Drive down any of the main spokes in Detroit and you’re likely to come across groupings of now-vacant buildings—industrial, storage, automotive—which once worked together in their respective neighborhoods.
Past Woodbridge and the Grand River Creative Corridor, you’ll see an example of this now coming back to life. To the left stand various Quonset huts—now residential rentals—and on the right, a park has taken shape between older buildings with new purpose.
In the past four years, many four to eight story apartment buildings have risen in Detroit to meet the demand for more market-rate apartments. In Core City, a different development has taken raw materials—galvanized steel, a parking lot, industrial buildings—to create a whole new district out of mostly vacant spaces. And while it’s not going to solve pressing housing problems in the city, its approach could at least inspire other developers to think more creatively about placemaking.
Much of this redevelopment is the brainchild of Philip Kafka, who started buying land in the area in 2013. Originally from Texas, he founded a successful billboard company in New York City, then started investing in Detroit. Kafka’s also behind the restaurant Takoi, and with his development group Prince Concepts, has recently purchased more properties around the city.
It started with the Quonset huts. Since the community, now called True North, has formed off of Grand River, the developers and architect, Edwin Chan of EC3, have been recognized internationally with design awards. The huts come in different sizes and layouts, with landscaping adding greenery to the small residential community.

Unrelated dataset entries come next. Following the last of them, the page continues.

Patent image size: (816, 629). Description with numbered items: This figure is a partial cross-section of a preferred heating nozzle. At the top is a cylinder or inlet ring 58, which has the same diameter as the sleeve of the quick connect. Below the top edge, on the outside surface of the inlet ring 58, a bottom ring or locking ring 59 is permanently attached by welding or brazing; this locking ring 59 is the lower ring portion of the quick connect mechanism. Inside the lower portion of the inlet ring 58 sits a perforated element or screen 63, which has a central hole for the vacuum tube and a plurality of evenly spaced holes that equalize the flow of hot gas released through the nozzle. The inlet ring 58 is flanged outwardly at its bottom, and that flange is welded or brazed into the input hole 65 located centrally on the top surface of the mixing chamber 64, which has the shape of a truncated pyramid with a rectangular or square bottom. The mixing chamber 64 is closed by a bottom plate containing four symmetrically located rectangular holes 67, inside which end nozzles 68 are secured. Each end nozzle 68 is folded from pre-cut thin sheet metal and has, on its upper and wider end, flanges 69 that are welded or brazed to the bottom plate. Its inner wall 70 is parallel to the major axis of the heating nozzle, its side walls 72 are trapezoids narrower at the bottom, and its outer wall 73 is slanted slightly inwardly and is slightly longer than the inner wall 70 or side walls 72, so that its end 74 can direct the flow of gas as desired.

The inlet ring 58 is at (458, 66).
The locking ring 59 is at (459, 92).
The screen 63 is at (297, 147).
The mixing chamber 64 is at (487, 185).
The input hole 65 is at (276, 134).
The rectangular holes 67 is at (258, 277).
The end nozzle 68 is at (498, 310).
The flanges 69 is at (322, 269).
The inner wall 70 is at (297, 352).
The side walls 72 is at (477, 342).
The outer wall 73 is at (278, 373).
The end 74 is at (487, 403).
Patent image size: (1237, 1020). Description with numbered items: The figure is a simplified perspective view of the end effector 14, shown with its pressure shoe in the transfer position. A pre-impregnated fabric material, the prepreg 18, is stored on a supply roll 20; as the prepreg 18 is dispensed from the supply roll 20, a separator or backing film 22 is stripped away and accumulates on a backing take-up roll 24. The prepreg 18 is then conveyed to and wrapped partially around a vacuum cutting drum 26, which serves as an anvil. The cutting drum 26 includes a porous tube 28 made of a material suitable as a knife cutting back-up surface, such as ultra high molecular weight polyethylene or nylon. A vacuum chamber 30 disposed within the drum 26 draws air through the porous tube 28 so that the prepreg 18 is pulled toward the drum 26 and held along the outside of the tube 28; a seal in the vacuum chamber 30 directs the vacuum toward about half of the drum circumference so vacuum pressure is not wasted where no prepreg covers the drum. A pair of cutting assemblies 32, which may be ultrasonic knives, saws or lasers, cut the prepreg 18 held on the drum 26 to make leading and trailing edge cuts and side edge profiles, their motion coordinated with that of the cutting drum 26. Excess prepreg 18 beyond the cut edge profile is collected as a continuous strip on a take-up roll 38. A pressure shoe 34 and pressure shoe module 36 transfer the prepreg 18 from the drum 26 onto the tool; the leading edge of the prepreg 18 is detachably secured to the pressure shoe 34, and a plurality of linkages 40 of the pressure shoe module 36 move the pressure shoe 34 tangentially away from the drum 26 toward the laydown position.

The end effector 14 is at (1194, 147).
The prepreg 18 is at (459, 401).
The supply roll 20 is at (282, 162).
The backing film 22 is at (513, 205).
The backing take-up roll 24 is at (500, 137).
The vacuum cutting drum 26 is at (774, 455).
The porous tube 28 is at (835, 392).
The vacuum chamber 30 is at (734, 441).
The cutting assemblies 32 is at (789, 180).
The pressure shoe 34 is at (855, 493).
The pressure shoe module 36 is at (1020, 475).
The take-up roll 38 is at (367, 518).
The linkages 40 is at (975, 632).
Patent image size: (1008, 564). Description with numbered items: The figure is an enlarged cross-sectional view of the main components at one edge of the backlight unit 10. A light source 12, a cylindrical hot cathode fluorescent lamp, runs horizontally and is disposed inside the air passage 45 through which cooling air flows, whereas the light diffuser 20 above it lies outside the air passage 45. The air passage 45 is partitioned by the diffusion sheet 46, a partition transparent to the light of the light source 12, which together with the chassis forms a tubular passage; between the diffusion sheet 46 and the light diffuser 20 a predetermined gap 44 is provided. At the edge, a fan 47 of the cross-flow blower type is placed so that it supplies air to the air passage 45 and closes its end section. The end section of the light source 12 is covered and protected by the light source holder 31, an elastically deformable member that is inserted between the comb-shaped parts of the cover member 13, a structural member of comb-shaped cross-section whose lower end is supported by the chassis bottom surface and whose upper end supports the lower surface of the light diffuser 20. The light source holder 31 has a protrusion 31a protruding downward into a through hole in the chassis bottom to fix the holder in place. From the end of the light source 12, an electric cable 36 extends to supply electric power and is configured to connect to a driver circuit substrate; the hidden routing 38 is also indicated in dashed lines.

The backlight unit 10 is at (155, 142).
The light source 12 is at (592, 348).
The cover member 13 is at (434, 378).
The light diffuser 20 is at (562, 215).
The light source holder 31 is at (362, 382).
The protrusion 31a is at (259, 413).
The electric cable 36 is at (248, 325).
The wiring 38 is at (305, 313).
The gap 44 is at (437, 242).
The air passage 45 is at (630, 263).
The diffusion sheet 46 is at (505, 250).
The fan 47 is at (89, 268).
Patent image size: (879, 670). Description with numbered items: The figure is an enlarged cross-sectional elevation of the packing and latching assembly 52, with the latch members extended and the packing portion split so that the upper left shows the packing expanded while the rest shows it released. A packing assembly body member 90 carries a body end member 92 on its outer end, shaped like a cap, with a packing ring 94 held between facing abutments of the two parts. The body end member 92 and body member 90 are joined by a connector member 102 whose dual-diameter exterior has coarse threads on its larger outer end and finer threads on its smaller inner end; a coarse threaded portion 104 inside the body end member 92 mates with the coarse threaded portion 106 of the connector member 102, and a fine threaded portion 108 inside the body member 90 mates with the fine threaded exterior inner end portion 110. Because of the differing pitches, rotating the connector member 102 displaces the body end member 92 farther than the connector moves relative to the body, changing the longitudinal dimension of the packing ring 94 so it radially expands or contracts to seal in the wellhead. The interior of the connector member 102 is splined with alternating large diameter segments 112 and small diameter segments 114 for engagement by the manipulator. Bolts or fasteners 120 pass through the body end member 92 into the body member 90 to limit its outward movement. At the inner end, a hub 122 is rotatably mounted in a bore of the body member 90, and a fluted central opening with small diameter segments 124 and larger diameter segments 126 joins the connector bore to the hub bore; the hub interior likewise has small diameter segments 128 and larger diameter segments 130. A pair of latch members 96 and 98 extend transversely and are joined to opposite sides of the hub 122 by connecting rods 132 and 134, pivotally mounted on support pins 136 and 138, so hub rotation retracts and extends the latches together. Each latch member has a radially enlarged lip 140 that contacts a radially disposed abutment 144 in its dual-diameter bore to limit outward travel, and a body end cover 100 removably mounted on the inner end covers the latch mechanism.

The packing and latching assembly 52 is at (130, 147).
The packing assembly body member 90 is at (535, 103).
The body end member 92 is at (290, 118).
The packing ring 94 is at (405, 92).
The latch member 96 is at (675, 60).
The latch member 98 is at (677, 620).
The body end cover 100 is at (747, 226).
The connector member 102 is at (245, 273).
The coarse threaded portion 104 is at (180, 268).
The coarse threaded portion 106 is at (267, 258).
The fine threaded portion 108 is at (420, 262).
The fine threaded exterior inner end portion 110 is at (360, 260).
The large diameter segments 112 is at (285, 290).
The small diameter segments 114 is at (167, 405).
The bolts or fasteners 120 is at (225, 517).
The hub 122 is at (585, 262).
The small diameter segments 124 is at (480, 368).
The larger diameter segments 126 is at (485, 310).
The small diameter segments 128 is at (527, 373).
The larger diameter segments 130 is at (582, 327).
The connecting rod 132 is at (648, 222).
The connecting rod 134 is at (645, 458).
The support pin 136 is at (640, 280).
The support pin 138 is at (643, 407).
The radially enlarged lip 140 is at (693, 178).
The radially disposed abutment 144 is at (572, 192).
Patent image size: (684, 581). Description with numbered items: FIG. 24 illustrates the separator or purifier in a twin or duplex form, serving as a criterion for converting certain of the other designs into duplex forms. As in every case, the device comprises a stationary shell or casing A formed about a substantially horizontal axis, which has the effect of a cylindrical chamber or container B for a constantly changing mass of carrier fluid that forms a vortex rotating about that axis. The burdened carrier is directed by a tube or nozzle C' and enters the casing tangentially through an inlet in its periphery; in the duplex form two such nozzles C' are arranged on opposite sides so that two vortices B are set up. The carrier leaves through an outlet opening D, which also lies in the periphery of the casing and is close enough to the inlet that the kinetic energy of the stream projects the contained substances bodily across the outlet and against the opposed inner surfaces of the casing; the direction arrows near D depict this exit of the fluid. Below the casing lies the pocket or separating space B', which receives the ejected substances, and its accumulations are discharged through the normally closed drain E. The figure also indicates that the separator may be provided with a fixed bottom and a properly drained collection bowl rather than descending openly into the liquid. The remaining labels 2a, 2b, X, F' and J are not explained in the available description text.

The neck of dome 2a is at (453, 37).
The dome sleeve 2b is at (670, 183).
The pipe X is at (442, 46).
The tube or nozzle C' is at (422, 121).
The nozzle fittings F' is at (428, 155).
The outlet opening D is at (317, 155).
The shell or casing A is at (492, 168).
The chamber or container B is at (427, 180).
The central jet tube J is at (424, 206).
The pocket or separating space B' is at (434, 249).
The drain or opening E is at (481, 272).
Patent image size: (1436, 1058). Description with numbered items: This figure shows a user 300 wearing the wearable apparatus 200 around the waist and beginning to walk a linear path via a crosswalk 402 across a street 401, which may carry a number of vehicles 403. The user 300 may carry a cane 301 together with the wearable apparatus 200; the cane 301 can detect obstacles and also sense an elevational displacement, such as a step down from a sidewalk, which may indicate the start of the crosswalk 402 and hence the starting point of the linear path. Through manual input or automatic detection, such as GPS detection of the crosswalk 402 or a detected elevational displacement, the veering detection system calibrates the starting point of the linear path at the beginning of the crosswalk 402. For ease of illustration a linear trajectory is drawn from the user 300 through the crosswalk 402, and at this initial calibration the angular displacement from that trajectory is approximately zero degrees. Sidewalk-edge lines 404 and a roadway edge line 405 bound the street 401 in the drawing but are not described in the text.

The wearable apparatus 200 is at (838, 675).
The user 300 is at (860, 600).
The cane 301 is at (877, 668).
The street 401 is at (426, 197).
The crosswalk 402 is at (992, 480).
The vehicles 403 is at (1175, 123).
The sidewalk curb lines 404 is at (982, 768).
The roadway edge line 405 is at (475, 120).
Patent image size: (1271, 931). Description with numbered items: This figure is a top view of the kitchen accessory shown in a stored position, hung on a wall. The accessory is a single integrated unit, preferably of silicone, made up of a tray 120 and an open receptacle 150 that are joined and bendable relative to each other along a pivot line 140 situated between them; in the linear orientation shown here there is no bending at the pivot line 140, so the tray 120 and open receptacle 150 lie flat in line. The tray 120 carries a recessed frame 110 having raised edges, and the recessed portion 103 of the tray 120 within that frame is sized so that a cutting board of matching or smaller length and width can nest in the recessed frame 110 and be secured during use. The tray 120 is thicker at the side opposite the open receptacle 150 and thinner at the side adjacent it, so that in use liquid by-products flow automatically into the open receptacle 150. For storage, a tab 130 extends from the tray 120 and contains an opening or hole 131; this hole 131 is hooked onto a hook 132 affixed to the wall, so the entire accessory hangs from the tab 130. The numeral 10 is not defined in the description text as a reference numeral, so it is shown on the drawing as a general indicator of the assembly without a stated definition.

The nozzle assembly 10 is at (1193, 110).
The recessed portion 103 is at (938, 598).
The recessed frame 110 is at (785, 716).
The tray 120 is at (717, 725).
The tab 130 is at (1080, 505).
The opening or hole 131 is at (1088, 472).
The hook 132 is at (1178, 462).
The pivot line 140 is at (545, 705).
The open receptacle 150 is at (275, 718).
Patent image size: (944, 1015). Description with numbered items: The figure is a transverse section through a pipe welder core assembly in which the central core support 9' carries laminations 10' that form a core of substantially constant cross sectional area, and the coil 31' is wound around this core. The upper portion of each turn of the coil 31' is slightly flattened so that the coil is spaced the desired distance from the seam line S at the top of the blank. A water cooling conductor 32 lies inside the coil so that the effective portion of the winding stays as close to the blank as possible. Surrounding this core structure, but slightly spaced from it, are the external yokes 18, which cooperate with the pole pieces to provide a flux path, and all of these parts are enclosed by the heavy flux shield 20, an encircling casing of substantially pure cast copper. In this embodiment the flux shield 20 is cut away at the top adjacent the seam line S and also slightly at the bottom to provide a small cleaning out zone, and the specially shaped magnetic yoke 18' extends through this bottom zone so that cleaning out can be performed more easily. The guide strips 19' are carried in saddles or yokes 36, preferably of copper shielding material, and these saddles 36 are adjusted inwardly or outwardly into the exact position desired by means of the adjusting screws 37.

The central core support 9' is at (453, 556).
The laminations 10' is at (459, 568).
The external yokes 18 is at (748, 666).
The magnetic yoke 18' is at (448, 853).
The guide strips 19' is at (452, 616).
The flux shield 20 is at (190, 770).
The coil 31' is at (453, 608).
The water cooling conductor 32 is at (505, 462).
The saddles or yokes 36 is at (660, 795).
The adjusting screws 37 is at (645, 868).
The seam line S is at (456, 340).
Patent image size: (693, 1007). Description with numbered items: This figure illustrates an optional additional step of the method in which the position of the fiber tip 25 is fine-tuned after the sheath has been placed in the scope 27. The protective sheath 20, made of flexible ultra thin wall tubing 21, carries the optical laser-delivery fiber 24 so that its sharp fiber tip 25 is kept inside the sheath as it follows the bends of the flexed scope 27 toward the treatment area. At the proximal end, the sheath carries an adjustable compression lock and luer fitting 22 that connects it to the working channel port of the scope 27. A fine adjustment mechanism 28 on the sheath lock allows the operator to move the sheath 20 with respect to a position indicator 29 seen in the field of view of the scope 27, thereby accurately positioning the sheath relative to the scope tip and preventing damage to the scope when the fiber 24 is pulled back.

Across the street, various buildings and plots have transformed into new spaces. These oddly-shaped buildings—which sit along Grand River Avenue between St. Leo’s Church and the Grand Trunk Rail line at Warren—were built in the 1920s and 1950s.
Over the years they’ve served various functions, from a radiator shop to a grocery store. Now, as each renovation is completed, they once again work cohesively together.
A building dubbed Sawtooth houses a commissary kitchen and private event space, Astro Coffee Roaster, and the newly opened Ochre Bakery. Another building, called the Pie, sits at the angular corner of Grand River and Warren avenues. Prince Concepts has opened up some of the building, and it now houses Lafayette American Ad Agency and Casting de Khrysophia jewelry designer.
A new restaurant, Magnet, will open nearby in what was an auto repair shop.
(Not everyone has had a smooth transition: Kafka and a longtime boxing gym tenant have recently had disputes over rent.)
And in between these two buildings, on what was for decades a parking lot, a new park has bloomed, with locust and dogwood trees, as well as benches repurposed from walls of a nearby building and remnants of the firehouse that once stood there. Prince Concepts worked with Landscape Architect Julie Bergman of D.I.R.T. Studio to transform the pavement into an 8,000-square-foot urban park; it officially opened May 10.
The Powerplant Building (formerly Architectural Salvage Warehouse which has since moved to a new location in Islandview), will serve as a covered extension of the park. In warmer weather, a garage door can open allowing local vendors inside to set up like a bazaar, selling local goods. It’s slated to be finished by the end of August.
“The idea is that you can use the things you buy in the public space of the building or in the park, too,” says Kafka. “Read, play chess, have a little picnic.”
But it’s the building now called 5K, which sits between Warren Avenue and the Grand Trunk rail line, that could be one of the more unusual and inspired transformations in the area. Built as a grocery store in the 1950s, future plans call for a complete reimagining of the space.
On one long side of the building, eight apartments will somehow fit, four across and two rows high. Commercial spaces and a newspaper stand facing Warren Avenue will be added to the other side. Prince Concepts is working with Undecorated Architects on this project.
“Instead of trying to bring a utilitarian building with no significant character back to life,” Kafka says, “we wanted to use existing assets.”
Describing it as “a maze of residential and commercial spaces that are both cozy and ceremonial,” the building will keep the terrazzo floors and 20-foot ceilings of the 13,500-square-foot structure intact. Designs by architect Ish Rafiuddin call for cutting off sections of the roof, which already needed to be replaced, to create courtyards within the buildings that let in more natural light.
He likens the building to the one in Eastern Market which now houses Trinosophes—if the roof was cut out and trees filled an interior courtyard.
“We’re taking this project so far because our renovation projects are about communicating possibility,” he says. “What’s the most we can make with what the past has given us? How can we use the assets, but also improve and enhance what we’ve been given? What is actually possible? We are not interested, as much, in what is simply easy.”
Work is still underway next to True North. A house just south of the huts is currently being renovated, and next to that, a flower farm will soon bloom. And we haven’t seen the last changes for the Quonset huts—a longer, sushi-like row called Caterpillar could be built in the future.
When Kafka talks about all these myriad changes in the area, he speaks in grandiose, but inspired ways. “My overall vision is to create a neighborhood that allows current residents, future residents, and myself the space and place to live a life that is a work of art—a life that is a personal expression,” says Kafka. “That’s the magic of Detroit.”
The term “mixed-use” is a catchall in development. But here, a lot of thought has been put into how buildings can work with the space that’s available.